4-242/1

4-242/1

Belgische Senaat

BUITENGEWONE ZITTING 2007

3 OKTOBER 2007


Wetsvoorstel betreffende de wetenschappelijke alternatieven voor dierproeven in het biomedisch onderzoek en tot oprichting van een Belgisch Centrum voor toxicogenomica

(Ingediend door de heer Philippe Mahoux c.s.)


TOELICHTING


Dit wetsvoorstel is gebaseerd op een voorstel van resolutie dat reeds in de Senaat is ingediend op 26 september 2006 (stuk Senaat, nr. 3-1843/1 - 2005/2006). Deze tekst is trouwens aangenomen door de Senaat vóór de Kamers ontbonden werden.

De toelichting bij de resolutie wordt hieronder kort hernomen daar zij een duidelijk beeld geeft van de oplossingen die voorkeur verdienen in dit bijzonder delicate dossier, dat zowel met de kwaliteit van de volksgezondheid te maken heeft als met de dierenbescherming in het algemeen.

De ziekten die vandaag de grootste bedreiging voor de mensheid vormen, en die elk jaar een groter aantal slachtoffers eisen, zijn die welke gelijke tred houden met onze industriële activiteiten : kanker, neurologische ziekten, onvruchtbaarheid, allergieën en ademhalingsproblemen.

Die ziekten zijn ongetwijfeld grotendeels het gevolg van de onvrijwillige blootstelling aan kankerverwekkende stoffen, in het bijzonder de 100 000 chemische producten die vooral de laatste jaren in ons milieu zijn terechtgekomen.

Vele werknemers zouden op die manier blootgesteld worden aan kankerverwekkende stoffen. Onderzoeken van Greenpeace en het WWF van de laatste twee jaar tonen aan dat tientallen bioaccumuleerbare, persistente en giftige chemische stoffen binnengedrongen zijn in de lucht van onze woningen, in ons bloed en in het navelstrengbloed van pasgeborenen.

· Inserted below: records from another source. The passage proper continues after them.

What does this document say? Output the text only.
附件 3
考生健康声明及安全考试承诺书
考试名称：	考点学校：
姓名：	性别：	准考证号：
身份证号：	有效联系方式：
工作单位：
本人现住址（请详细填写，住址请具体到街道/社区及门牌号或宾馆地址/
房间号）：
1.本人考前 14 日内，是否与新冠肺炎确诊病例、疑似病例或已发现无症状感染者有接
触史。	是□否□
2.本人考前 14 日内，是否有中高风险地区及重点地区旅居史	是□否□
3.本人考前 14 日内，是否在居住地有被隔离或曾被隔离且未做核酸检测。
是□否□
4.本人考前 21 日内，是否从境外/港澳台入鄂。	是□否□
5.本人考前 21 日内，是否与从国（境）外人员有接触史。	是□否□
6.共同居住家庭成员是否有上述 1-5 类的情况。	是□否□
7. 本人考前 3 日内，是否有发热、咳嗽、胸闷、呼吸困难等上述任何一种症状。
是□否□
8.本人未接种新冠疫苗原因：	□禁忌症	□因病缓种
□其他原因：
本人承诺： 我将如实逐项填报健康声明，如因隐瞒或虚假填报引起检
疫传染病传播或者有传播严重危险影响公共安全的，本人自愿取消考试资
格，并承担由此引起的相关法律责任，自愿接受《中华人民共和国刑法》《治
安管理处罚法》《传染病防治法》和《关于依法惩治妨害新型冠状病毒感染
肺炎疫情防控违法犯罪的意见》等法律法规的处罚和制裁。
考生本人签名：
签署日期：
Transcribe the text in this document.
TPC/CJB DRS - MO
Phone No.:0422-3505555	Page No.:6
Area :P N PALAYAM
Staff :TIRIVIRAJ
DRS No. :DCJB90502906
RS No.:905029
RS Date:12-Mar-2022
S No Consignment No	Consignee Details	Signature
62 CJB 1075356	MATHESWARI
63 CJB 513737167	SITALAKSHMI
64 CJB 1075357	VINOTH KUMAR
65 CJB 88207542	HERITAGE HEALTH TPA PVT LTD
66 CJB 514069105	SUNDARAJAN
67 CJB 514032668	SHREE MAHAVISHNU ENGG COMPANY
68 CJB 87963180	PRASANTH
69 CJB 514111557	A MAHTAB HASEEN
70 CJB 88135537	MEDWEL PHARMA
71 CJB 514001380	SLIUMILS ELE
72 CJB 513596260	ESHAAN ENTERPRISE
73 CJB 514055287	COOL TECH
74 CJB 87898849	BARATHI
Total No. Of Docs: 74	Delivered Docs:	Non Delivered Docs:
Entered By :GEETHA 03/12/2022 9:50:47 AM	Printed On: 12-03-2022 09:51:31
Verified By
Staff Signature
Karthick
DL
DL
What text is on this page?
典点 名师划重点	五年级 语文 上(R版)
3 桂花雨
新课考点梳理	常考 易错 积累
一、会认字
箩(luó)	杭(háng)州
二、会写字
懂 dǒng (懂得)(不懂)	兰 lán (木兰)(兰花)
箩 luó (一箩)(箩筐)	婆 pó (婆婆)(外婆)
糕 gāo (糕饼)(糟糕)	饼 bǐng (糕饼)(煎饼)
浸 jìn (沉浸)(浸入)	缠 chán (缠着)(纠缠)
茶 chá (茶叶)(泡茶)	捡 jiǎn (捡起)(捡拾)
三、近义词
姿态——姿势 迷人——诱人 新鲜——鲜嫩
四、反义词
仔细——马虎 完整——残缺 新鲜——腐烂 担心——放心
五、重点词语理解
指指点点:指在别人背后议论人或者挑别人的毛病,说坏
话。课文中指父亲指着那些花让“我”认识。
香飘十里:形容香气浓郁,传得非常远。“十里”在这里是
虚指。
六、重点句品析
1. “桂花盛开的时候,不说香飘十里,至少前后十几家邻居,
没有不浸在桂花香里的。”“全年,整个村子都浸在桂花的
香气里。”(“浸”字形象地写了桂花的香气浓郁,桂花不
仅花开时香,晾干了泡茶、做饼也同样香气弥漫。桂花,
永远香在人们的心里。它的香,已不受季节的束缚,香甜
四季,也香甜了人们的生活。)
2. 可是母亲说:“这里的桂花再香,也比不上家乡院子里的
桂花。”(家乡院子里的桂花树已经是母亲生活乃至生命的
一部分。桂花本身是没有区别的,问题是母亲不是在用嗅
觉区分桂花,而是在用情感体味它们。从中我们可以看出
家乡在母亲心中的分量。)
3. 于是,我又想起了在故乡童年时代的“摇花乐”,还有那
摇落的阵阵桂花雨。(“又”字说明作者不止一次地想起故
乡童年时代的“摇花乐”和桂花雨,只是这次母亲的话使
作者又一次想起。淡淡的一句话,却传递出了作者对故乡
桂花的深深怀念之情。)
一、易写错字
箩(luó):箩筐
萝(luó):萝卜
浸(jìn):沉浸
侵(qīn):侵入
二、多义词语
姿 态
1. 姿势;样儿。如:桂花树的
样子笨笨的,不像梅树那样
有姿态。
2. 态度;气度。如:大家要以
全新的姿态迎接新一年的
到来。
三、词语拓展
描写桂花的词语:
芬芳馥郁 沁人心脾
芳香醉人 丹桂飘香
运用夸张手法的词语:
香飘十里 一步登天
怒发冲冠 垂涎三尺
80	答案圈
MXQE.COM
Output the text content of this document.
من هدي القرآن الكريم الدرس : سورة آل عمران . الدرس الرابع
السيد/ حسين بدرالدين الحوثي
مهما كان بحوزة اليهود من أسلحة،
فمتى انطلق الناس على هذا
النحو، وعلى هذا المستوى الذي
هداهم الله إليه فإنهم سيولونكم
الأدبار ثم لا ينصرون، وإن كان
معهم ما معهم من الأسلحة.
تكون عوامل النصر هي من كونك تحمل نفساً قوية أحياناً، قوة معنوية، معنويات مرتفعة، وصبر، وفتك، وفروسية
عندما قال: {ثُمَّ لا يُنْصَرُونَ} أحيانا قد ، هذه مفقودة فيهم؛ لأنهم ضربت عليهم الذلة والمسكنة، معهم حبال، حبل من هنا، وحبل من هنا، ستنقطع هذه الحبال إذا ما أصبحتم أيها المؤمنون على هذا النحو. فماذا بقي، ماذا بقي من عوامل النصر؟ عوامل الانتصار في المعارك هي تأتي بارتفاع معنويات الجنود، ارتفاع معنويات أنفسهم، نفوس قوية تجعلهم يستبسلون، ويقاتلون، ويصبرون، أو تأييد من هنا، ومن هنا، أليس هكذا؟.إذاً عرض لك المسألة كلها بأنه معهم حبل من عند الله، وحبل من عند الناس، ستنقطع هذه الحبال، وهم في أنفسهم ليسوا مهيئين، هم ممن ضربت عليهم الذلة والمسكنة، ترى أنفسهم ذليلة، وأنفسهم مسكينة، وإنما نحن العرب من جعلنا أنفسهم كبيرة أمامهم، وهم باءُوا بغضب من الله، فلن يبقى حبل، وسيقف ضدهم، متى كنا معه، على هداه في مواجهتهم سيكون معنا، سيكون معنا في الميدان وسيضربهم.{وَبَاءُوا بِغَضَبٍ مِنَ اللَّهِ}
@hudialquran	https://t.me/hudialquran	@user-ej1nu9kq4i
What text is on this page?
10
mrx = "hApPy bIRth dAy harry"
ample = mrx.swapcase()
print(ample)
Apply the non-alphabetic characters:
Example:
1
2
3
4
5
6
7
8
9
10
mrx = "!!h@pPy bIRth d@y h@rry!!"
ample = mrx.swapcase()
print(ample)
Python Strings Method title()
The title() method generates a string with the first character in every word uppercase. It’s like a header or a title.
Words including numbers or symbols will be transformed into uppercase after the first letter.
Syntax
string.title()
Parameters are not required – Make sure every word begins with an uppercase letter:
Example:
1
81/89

Dit probleem voor de volksgezondheid werd reeds uitvoerig besproken tijdens het colloquium over de milieuziekten, dat in januari jongstleden in de Senaat gehouden werd. Het debat is niet ten einde, het komt pas goed op gang.

De giftigheid van deze stoffen wordt op verschillende manieren bewezen in de eerste plaats door proeven op dieren.

De mens heeft altijd met giftige stoffen te maken gehad, maar tot in de 19e eeuw ging het om natuurlijke stoffen, plantenextracten of eenvoudige chemische samenstellingen.

Sinds de industriële revolutie twee eeuwen geleden zijn nieuwe scheikundige samenstellingen geproduceerd, op basis van plantenextracten die tot dan weinig onderzocht waren in het Westen.

In de 19e eeuw codificeert Claude Bernard de « experimentele geneeskunde ». Hij beveelt dierexperimenten aan, hoewel hij erkent dat zij minder betrouwbaar zijn dan proeven op mensen, die echter om evidente morele redenen onmogelijk zijn als zij schade kunnen toebrengen.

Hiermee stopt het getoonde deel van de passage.